# Lecture05 Logistic Regression

## Classification and Representation

To attempt classification, one method is to use linear regression and map all predictions greater than 0.5 as a 1 and all less than 0.5 as a 0. However, this method doesn't work well because classification is not actually a linear function.

**Logistic Regression Model**: $h_{\theta}(x) = g(\theta^Tx) = g(z) = \frac{1}{1+e^{-z}}$, where $g(z)$ is denoted as logistic function or sigmoid function.
* interpretation of hypothesis output: $h_{\theta}(x)$ = estimated probability that y=1 on input x.
* decision boundary: $y = 1 \Rightarrow h_{\theta}(x) \geq 0.5 \Rightarrow g(z) \geq 0.5 \Rightarrow \theta^Tx \geq 0.5$. Therefore, the descision boundary is the line that separates the area where y=0 and where y=1.


## Logistic Regression Model

Training Set: $(x^{(1)}, y^{(1)}), (x^{(2)}, y^{(2)}), \dots, (x^{(m)}, y^{(m)})$, m examples and x is a $(n+1) \times 1$ vector while $x_0 = 1$, $y \in \{0, 1\}$.

Since the $J(\theta) = Cost(h_{\theta}(x), y) = \frac{1}{2}(h_{\theta}(x) - y)^2$ is non-convex, the logistic regression model uses $Cost(h_{\theta}(x), y) = \left\{\begin{matrix} -log(h_{\theta}(x)) & if & y = 1 \\ -log(1 - h_{\theta}(x)) & if & y = 0 \end{matrix}\right.$ as the **cost function**.
* If our correct answer 'y' is 0, then the cost function will be 0 if our hypothesis function also outputs 0. If our hypothesis approaches 1, then the cost function will approach infinity.
* If our correct answer 'y' is 1, then the cost function will be 0 if our hypothesis function outputs 1. If our hypothesis approaches 0, then the cost function will approach infinity.
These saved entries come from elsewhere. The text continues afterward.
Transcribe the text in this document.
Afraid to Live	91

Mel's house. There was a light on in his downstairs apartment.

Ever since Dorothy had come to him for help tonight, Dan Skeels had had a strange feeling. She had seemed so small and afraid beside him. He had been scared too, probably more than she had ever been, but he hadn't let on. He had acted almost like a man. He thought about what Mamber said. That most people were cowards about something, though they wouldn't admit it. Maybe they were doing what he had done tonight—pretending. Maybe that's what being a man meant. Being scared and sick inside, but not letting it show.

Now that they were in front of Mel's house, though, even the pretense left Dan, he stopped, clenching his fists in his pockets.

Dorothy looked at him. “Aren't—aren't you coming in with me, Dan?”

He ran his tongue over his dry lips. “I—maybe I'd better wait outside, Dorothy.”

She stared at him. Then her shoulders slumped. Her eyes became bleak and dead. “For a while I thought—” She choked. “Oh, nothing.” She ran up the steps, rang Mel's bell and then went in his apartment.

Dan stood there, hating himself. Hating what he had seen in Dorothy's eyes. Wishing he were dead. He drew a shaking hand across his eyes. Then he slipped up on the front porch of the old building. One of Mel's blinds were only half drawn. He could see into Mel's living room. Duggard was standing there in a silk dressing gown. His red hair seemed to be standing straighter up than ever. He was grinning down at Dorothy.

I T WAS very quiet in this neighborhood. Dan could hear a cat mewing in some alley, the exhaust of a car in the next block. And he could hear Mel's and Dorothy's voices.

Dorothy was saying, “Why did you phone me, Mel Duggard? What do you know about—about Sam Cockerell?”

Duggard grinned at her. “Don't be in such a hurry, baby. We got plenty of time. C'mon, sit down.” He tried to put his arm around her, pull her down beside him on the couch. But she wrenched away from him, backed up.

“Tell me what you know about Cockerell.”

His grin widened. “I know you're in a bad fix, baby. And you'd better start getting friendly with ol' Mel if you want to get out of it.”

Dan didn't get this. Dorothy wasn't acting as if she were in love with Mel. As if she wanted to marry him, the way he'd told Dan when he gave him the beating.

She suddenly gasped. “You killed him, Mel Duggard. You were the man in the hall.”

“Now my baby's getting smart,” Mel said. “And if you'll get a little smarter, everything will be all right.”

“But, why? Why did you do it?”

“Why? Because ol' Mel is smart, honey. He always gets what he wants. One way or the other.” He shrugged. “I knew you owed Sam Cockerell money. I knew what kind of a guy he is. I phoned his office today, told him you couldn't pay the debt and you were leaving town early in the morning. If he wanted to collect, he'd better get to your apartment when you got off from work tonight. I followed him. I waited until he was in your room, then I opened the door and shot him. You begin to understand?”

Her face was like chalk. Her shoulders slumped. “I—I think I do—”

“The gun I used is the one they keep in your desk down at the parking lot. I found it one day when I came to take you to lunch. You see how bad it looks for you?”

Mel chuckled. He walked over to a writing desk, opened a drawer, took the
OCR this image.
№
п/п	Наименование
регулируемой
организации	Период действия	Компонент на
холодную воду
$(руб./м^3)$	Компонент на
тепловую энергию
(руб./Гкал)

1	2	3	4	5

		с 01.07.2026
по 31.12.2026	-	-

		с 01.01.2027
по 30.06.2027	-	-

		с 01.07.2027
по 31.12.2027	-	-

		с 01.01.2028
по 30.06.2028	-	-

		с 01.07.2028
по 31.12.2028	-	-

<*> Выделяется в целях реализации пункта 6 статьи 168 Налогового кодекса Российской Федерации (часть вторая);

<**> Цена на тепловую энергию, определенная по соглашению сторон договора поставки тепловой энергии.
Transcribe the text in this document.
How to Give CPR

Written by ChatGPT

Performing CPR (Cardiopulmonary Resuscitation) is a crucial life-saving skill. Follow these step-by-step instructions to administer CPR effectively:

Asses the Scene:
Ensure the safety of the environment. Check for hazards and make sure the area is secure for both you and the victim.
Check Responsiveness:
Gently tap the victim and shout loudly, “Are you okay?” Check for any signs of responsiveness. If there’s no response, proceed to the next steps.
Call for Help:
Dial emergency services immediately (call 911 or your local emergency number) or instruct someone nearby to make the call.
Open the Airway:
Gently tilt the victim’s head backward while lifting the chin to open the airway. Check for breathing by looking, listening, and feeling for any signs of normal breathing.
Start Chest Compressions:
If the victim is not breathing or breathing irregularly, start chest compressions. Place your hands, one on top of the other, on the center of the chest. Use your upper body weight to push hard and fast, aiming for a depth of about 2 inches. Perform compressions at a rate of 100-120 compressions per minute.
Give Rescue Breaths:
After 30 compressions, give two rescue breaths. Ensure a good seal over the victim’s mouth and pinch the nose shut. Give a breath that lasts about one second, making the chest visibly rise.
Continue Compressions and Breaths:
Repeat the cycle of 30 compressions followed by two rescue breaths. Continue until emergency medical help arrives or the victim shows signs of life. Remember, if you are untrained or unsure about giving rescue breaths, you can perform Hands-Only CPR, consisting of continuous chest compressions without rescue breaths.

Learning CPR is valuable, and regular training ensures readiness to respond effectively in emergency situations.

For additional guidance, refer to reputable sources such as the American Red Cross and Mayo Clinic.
**Simplified cost function**: $Cost(h_{\theta}(x), y) = -y log(h_{\theta}(x)) - (1 - y) log(1 - h_{\theta}(x))$.

The $J(\theta) = \frac{1}{m}\sum^m_{i=1}Cost(h_{\theta}(x), y)$:
* to fit parameter $\theta$: $min_{\theta} J(\theta)$.
* to make prediction for given new x, output $h_{\theta}(x) = \frac{1}{1 + e^{-\theta^tx}}$.


**Gradient descent**: algorithm looks identical to linear regression.

**Optimization algorithm**: Conjugate gradient, BFGS, L-BFGS. They have some advantages which is no need to manually pick $\alpha$ and oftern faster than gradient descent, but they are more complex.

To use the library of the optimization algorithms, it needs to write a single function that returns both of these:

``` Octave
function [jVal, gradient] = costFunction(theta)
  jVal = [...code to compute J(theta)...];
  gradient = [...code to compute derivative of J(theta)...];
end
```

Then we can use octave's "fminunc()" optimization algorithm along with the "optimset()" function that creates an object containing the options we want to send to "fminunc()". 

``` Octave
options = optimset('GradObj', 'on', 'MaxIter', 100);
initialTheta = zeros(2,1);
   [optTheta, functionVal, exitFlag] = fminunc(@costFunction, initialTheta, options);
```

## Multiclass Classification: one-vs-all

Train a logistic regression classifier $h_{\theta}^i(x)$ for each class $i$ to predict the probability that $y=i$.

To make a prediction on a new $x$, pick the class $i$ that maximizes the $h_{\theta}(x)$.